Commodus subsequently accompanied his father on a lengthy trip to the Eastern provinces, during which he visited Antioch. The Emperor and his son then traveled to Athens, where they were initiated into the Eleusinian mysteries. They then returned to Rome in the autumn of 176.

Joint rule with father (177)

Head of Bruttia Crispina

Marcus Aurelius was the first emperor since Vespasian to have a legitimate biological son and, though he himself was the fifth in the line of the so-called Five Good Emperors, each of whom had adopted his successor, it seems to have been his firm intention that Commodus should be his heir. On 27 November 176, Marcus Aurelius granted Commodus the rank of Imperator and, in the middle of 177, the title Augustus, giving his son the same status as his own and formally sharing power.
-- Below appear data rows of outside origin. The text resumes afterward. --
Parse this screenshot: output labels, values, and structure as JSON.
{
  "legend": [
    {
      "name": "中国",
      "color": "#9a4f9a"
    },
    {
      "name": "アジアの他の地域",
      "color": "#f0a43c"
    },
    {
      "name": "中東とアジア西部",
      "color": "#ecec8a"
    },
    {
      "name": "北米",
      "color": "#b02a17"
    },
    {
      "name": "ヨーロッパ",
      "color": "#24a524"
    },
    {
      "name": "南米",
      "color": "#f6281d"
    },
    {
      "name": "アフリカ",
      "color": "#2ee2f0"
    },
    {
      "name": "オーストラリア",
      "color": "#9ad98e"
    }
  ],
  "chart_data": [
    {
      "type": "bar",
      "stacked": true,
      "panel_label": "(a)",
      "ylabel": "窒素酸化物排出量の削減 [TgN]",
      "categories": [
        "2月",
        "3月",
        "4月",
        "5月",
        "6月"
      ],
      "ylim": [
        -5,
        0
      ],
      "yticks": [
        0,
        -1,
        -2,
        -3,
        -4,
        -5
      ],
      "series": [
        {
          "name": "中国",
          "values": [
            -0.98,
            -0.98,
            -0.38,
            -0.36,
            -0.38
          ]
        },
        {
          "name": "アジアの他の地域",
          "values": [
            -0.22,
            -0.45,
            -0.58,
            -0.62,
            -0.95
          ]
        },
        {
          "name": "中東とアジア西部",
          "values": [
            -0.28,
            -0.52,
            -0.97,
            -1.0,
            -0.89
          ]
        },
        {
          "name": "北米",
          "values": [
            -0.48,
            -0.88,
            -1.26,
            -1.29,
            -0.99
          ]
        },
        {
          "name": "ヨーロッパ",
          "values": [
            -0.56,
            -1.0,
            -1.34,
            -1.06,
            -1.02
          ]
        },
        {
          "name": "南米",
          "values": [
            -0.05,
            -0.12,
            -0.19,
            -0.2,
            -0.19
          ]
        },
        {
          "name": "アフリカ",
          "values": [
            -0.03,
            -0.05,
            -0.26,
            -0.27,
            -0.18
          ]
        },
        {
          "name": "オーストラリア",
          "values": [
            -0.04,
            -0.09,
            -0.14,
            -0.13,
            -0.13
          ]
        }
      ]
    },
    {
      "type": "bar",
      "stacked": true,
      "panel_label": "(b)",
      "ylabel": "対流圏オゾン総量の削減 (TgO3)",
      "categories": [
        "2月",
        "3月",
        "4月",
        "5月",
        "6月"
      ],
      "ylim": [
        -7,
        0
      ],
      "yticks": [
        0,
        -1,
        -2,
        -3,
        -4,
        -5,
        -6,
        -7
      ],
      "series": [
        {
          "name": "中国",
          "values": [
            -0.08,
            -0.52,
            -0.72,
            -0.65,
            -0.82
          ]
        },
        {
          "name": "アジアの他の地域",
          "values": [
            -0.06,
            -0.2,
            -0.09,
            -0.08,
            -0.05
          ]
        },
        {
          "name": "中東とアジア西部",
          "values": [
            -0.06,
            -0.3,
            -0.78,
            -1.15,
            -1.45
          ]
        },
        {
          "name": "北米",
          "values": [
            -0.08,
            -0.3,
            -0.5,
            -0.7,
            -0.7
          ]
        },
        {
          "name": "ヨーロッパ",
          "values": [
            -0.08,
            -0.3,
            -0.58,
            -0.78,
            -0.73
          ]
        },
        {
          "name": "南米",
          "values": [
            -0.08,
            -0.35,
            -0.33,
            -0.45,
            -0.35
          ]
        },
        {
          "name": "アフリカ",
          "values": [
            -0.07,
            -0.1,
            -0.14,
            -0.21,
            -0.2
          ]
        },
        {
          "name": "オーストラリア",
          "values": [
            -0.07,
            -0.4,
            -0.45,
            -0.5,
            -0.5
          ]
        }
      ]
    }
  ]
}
On 23 December of the same year, the two Augusti celebrated a joint triumph, and Commodus was given tribunician power. On 1 January 177, Commodus became consul for the first time, which made him, aged 15, the youngest consul in Roman history up to that time. He subsequently married Bruttia Crispina before accompanying his father to the Danubian front once more in 178. Marcus Aurelius died there on 17 March 180, leaving the 18-year-old Commodus sole emperor.